By Sarah Henry
November 02, 2021
It’s often the best thirty minutes of my day, where I begin to feel less like capital M “Me” and more like any other stranger commuting to work or school or to the pet store for a cat’s overpriced canned food. I feign impatience, afraid I’ll get caught enjoying something mundane. I tap the toe of my shoe in circles, jiggle my knee like I am anxiously waiting for my stop. On Tuesday at 6 pm, when I should be doing just about anything else, I hop on the bus and sink into the static of other people’s lives. The day falls away, passing in smears of green and blue and white outside the windows. I am less a person than a passenger.
When I was younger it was the big yellow bus with its faux leather seats, dark blue and stretching to accommodate the weight of 20 years of whispered rumors and post-P.E. sweat. In middle school, the bus was a warzone, a place where closing your eyes and listening to music was as good as a death sentence. Full water bottles were launched across aisles packed with kids. Stink bombs were released. Windows were thrown open. Students fought for a single nostril full of fresh air. I remember one day in seventh grade when someone stuck neon pink bubblegum in my friend’s hair on our way back from school. I walked home with her from the bus stop as she swore clunky profanities, her tongue still unaccustomed to their weight. That day we had no other choice but to take a pair of craft scissors and hack away at the knotted mess.

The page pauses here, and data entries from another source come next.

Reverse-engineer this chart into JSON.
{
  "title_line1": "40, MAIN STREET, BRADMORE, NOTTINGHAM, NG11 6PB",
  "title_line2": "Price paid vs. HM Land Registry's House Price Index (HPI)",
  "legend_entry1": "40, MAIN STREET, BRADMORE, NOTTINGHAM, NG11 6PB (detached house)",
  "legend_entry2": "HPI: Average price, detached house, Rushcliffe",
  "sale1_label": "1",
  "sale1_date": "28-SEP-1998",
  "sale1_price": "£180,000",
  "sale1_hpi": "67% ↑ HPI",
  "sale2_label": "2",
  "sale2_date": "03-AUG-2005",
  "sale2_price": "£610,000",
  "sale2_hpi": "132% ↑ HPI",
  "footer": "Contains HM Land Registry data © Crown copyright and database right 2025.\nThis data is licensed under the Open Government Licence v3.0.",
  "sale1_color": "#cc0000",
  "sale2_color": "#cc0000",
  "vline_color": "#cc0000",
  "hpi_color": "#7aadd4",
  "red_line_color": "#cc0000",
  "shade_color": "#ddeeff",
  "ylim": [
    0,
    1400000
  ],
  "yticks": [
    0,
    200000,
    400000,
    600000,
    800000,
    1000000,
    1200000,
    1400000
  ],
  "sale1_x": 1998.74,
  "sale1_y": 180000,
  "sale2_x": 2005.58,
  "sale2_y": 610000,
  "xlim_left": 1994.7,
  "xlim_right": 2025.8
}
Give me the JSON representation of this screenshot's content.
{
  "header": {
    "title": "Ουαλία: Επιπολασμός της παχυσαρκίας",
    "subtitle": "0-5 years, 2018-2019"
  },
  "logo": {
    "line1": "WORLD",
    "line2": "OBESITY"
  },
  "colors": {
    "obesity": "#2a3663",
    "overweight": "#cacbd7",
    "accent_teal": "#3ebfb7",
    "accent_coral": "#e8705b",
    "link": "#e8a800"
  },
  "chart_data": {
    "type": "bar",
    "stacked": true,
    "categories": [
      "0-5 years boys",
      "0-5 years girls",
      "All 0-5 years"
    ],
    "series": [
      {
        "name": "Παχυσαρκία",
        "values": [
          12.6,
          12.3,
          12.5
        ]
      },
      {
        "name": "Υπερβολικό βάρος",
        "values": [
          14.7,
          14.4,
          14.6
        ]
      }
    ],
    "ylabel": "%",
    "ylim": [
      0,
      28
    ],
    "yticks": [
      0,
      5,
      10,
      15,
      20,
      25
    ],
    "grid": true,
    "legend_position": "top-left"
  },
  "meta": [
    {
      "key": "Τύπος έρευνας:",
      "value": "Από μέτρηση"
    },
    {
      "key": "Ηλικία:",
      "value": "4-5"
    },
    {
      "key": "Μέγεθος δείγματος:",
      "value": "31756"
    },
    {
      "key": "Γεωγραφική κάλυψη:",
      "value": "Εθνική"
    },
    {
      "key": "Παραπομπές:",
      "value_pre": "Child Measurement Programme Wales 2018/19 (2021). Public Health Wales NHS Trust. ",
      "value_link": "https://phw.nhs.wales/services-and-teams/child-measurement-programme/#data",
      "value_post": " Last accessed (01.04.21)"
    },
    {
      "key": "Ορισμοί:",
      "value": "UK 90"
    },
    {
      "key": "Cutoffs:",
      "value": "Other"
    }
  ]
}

In high school, I claimed a space for myself on the near-empty bus three rows down from the front. The bus driver was kind. We only ever spoke in pleasantries and hand waves and 20 cent holiday cards: a shared language. Some days I put headphones in, kept the music off, and eavesdropped on the conversations around me: the elementary kids in front debating the best post-recess snacks, the sixteen-year-olds behind me scribbling internet answers onto unfinished homework. Other days, minutes passed by in the same ten songs I was too stubborn to get tired of.
Now I take the bus to work and back. We stretch through a portal of trees on a long semi-wooded road. Away from the chaos of the college town which resembles an anthill in the mid-afternoons, people swarming over sidewalks, from home to lunch to class. Away from the broken half-familiarity of my neighborhood. The ride is bumpy, sometimes it feels more like a malfunctioning rollercoaster than anything else. I sit side by side with people whose names I’ll probably never know, who are just like me in ways I’ll never guess. We see each other every day and yet we never speak. It sounds like some lonely riddle, but really it feels like its own self-contained community, an unspoken agreement to be together in transit for a short time before rejoining the world.